Monday, October 10, 2016

A strange debate and finite space

Excuse me, but I spent six years at Berkeley working on my Ph.D., and never got around to taking any illicit drugs.  Seriously.  I've never even taken a puff from a regular, old cigarette, much less whatever makes the kids want to vote for Bernie Sanders or Gary Johnson.  So, um, is this what it feels like to be on drugs?

Yeah, that was weird.  There are so many things that we could discuss.  A nominee is at odds with his running mate on Syria and Russia, and he says they don't talk.  He appears no more informed about Aleppo than Gary Johnson.  He promised to lock up his opponent if he wins.  The other nominee, faced with a question about two-facedness, defended herself with Lincoln, giving the line of the night to a guy who brags about sexual assault and invites Howard Stern to lust after his 17 year old daughter.  And that didn't come up, because nobody wants to talk about how creepy that is.

But really, does this matter?  No.  Why not?  Because Donald Trump said "pussy."  How much of the reaction to the tape is the violent content, and how much is the salaciousness of the word?  More of the latter than most would care to admit, but that isn't my point today.  My point today is that the tape is just too central to everyone's attention.  Nothing that happened last night was big enough to dislodge it from its central position in our political dialog.  Without the tape, could any of last night's events be major news?  Absolutely, but remember, this year, the normal rules don't apply.

Once that tape came out, it became the story.  Nothing else can replace it as the main story because everyone, even me, has a finite amount of time that can be devoted to politics.  Every second spent reading or watching something about the tape is time not spent reading or watching something about another topic.  Media outlets are similarly constrained.  Any space devoted to the tape is space not devoted to something else.  Resources, same.

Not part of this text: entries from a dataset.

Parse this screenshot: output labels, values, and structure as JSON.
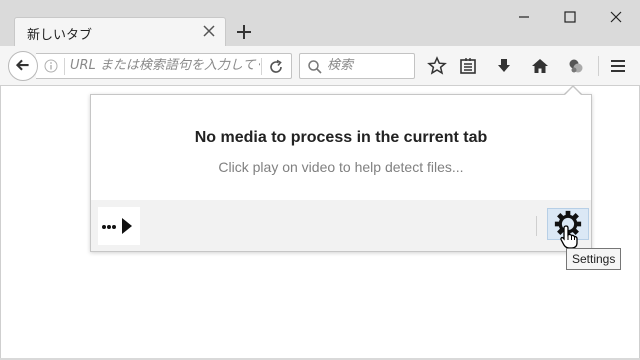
{
  "browser": {
    "tab": {
      "title": "新しいタブ"
    },
    "urlbar": {
      "placeholder": "URL または検索語句を入力してください"
    },
    "searchbar": {
      "placeholder": "検索"
    },
    "icons": [
      "back-icon",
      "info-icon",
      "reload-icon",
      "search-icon",
      "star-icon",
      "reading-list-icon",
      "download-icon",
      "home-icon",
      "extension-icon",
      "menu-icon"
    ]
  },
  "popup": {
    "heading": "No media to process in the current tab",
    "subtext": "Click play on video to help detect files...",
    "tooltip": "Settings"
  },
  "colors": {
    "titlebar": "#dadada",
    "navbar": "#f5f5f5",
    "accent_hover": "#dbe8f5"
  }
}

This explains the nature of the Trump strategy now.  He has to find tactics so big that they can supplant the tape.  Call Clinton the devil.  Accuse Bill of rape.  Demand Clinton's arrest.  The point here is the extremity because only an extreme tactic can possibly make for a bigger story than pussygate.  Will it work?  Probably not, but it doesn't matter to Trump because if he doesn't try, he's toast anyway.

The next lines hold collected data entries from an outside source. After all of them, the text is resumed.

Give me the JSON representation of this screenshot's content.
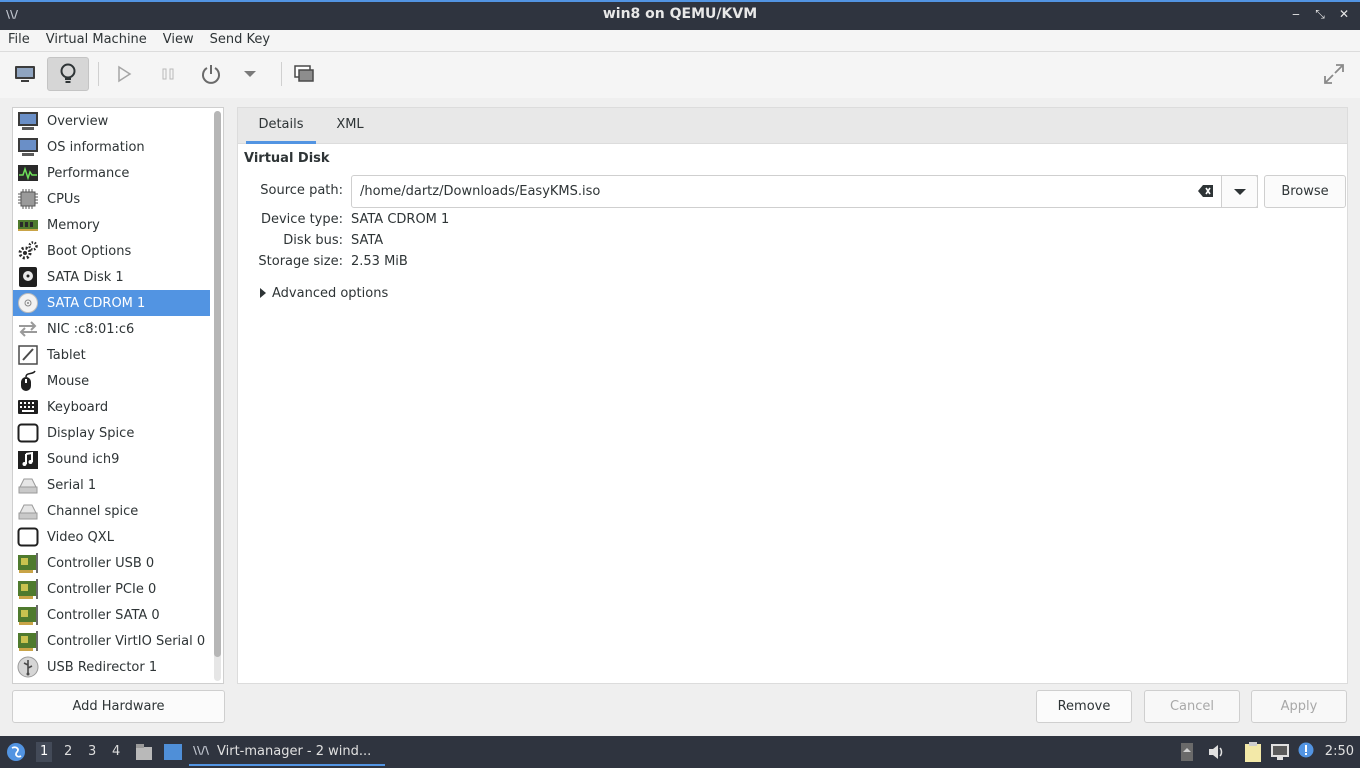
{
  "window": {
    "title": "win8 on QEMU/KVM"
  },
  "menu": [
    "File",
    "Virtual Machine",
    "View",
    "Send Key"
  ],
  "toolbar": {
    "buttons": [
      "console-icon",
      "details-icon",
      "run-icon",
      "pause-icon",
      "power-icon",
      "power-menu-icon",
      "snapshots-icon",
      "fullscreen-icon"
    ]
  },
  "hardware": [
    {
      "label": "Overview",
      "icon": "monitor-icon"
    },
    {
      "label": "OS information",
      "icon": "monitor-icon"
    },
    {
      "label": "Performance",
      "icon": "performance-icon"
    },
    {
      "label": "CPUs",
      "icon": "cpu-icon"
    },
    {
      "label": "Memory",
      "icon": "memory-icon"
    },
    {
      "label": "Boot Options",
      "icon": "gears-icon"
    },
    {
      "label": "SATA Disk 1",
      "icon": "disk-icon"
    },
    {
      "label": "SATA CDROM 1",
      "icon": "cdrom-icon",
      "selected": true
    },
    {
      "label": "NIC :c8:01:c6",
      "icon": "network-icon"
    },
    {
      "label": "Tablet",
      "icon": "tablet-icon"
    },
    {
      "label": "Mouse",
      "icon": "mouse-icon"
    },
    {
      "label": "Keyboard",
      "icon": "keyboard-icon"
    },
    {
      "label": "Display Spice",
      "icon": "display-icon"
    },
    {
      "label": "Sound ich9",
      "icon": "sound-icon"
    },
    {
      "label": "Serial 1",
      "icon": "serial-icon"
    },
    {
      "label": "Channel spice",
      "icon": "serial-icon"
    },
    {
      "label": "Video QXL",
      "icon": "display-icon"
    },
    {
      "label": "Controller USB 0",
      "icon": "controller-icon"
    },
    {
      "label": "Controller PCIe 0",
      "icon": "controller-icon"
    },
    {
      "label": "Controller SATA 0",
      "icon": "controller-icon"
    },
    {
      "label": "Controller VirtIO Serial 0",
      "icon": "controller-icon"
    },
    {
      "label": "USB Redirector 1",
      "icon": "usb-icon"
    }
  ],
  "add_hardware": "Add Hardware",
  "tabs": [
    "Details",
    "XML"
  ],
  "details": {
    "section_title": "Virtual Disk",
    "source_label": "Source path:",
    "source_value": "/home/dartz/Downloads/EasyKMS.iso",
    "browse": "Browse",
    "device_type_label": "Device type:",
    "device_type": "SATA CDROM 1",
    "disk_bus_label": "Disk bus:",
    "disk_bus": "SATA",
    "storage_size_label": "Storage size:",
    "storage_size": "2.53 MiB",
    "advanced": "Advanced options"
  },
  "actions": {
    "remove": "Remove",
    "cancel": "Cancel",
    "apply": "Apply"
  },
  "taskbar": {
    "workspaces": [
      "1",
      "2",
      "3",
      "4"
    ],
    "task": "Virt-manager - 2 wind...",
    "clock": "2:50"
  },
  "colors": {
    "accent": "#5294e2",
    "titlebar": "#2f343f"
  }
}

What's amusing here is that the normal, old rules of newspapers still apply, even in the internet era.  Just as newspapers are/were constrained by how much they could print, even in "cyberspace" (do the kids still say that?), there is an effective limit to how much of anything can get attention, even if there is no practical limit to how much can be out there somewhere.  Notice, for example, that Trump can't be bothered to know anything about Aleppo.  Just like Gary Johnson!  Why?  In Trump's case, laziness in incuriousness, but in the case of others, there are too many competing issues.  And as long as pussygate dominates the political landscape, last night's other spectacles are of minimal relevance.  The tape will remain the big thing until supplanted by something more interesting.  And Trump will try to make something else more interesting, which was what we saw last night.

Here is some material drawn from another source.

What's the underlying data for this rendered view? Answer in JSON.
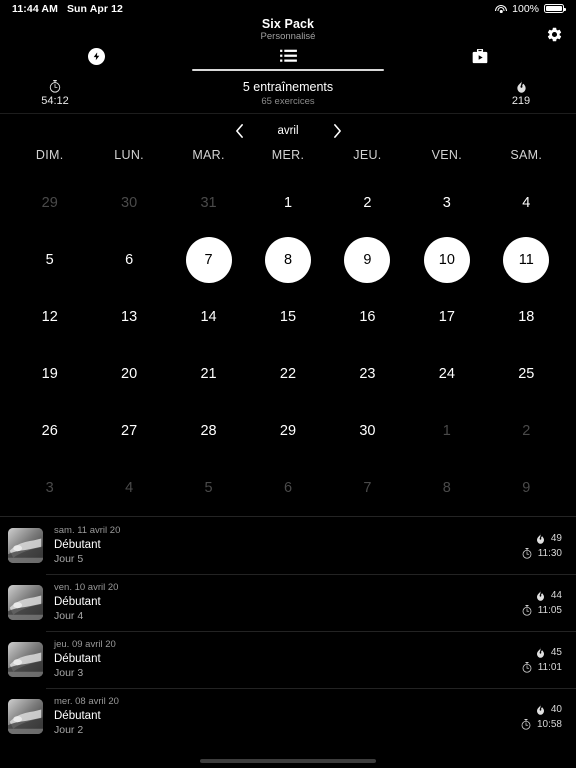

Regardless, what we saw was a bizarre spectacle, leaving me to wonder-- do I finally know what it feels like to be on drugs?


  1. Bernstein has been calling Trump's campaign a "Red Queen race" for a long time now.

    Don't worry; I'm sure something WORSE than pussygate will come along.

    1. Satire requires exaggeration. Satire ceases to be possible when reality is beyond our capacity to exaggerate. I have no idea what is left.